When Michael went in search of an explanation for Pedro Strop’s extremely and uncharacteristically bad performance on Monday night, there simply wasn’t anything obvious, and no one was coughing up any details. Turns out, they must have been silently hoping for the best at that time, because Strop had long been dealing with a hamstring issue, and it reached a tipping point in the Marlins outing.
Strop tried pitching through it for a while after initially hurting in during the 15-inning game in ARI. He felt OK after his weekend outing vs. STL and then warmed up OK in bullpen Monday night but then felt it a lot more in the 9th inning, which helps explain his command issues
— Tony Andracki (@TonyAndracki23) May 8, 2019
Strop said he initially hurt leg during 2nd inning of work at Arizona on April 28. Rested during Seattle series but felt recurring discomfort Saturday vs. STL
— Mark Gonzales (@MDGonzales) May 8, 2019
Strop said the left hamstring has been bothering him mildly since series in Arizona. In his last outing vs. Marlins, it flared beyond tolerance. MRI showed Grade 2 strain. Will get treatment for 3-4 days before planning next rehab step. No established timeline for return.
— Jordan Bastian (@MLBastian) May 8, 2019
I love Pedro Strop, and I don’t know to what extent he has to also be partly on the hook here, but whoever was in position to make roster decisions about health really dropped the ball. Not only should Strop have gone on the Injured List LONG before he was in a position to suffer a GRADE TWO strain of his hamstring – after STRAINING BOTH OF HIS HAMSTRINGS IN THE LAST SIX MONTHS – but also the Cubs should have been WAY MORE PREPARED to deal with the fallout if Strop took the mound and fell apart.

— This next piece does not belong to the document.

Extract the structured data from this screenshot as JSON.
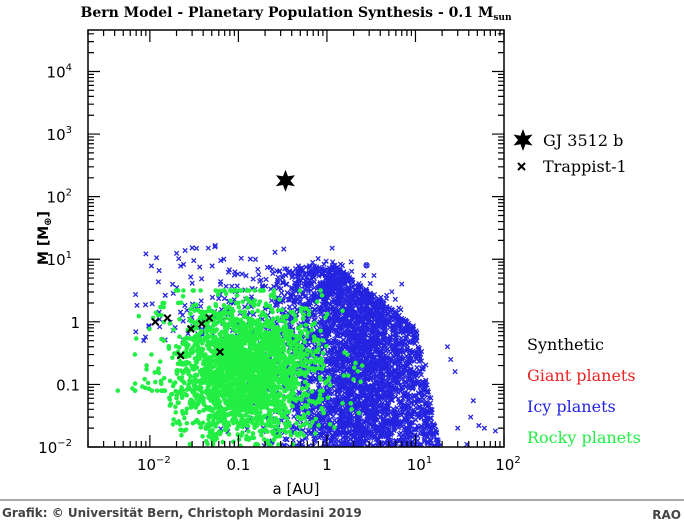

It is inconceivable to me that Strop has been dealing with hamstring pain for over a week, yet the Cubs still put him out there to close a one-run game, he walked the first two batters, looking very bad in the process, and with his velocity down, and didn’t have anyone up in the bullpen to relieve him until he’d face TWO MORE BATTERS, INCLUDING WALKING IN THE TYING RUN.
Lots of CAPS in this one. I’m a little frustrated, as you can tell, that the Cubs (and/or Strop) put the health of a key pitcher at risk, lost a game because of it, and then lost that key pitcher for a month because of it. If there’s a good excuse or explanation for how this proceeded, I’d love to hear it.
The good news is that the Cubs bullpen, believe it or not, seems to be in decent shape to weather this absence. You’re never totally fine losing one of your best relief arms, but the Cubs do have so much usable depth at AAA Iowa, and frankly a roster overload as Mike Montgomery returned, that the sting of losing Strop for a month might not be that awful with some good mixing and matching at the end of games. Where the Cubs actually might feel it most is in the bridge from the starter to the later innings, since everyone else gets pushed up when the “closer” is out.
Maybe I’ve been fooled by a couple good Carl Edwards Jr. outings, a healthy Mike Montgomery return, and a bullpen that has led baseball in ERA by a run for over a month now. But right now, even as I’m really frustrated about how this injury developed and was treated, I don’t feel super panicky about the state of the bullpen.
(Well, that is to say, not more panicky than I would be otherwise, which is still wanting to see them add a lock-down, back-end reliever type during trade season, if possible. But that’s for another day.)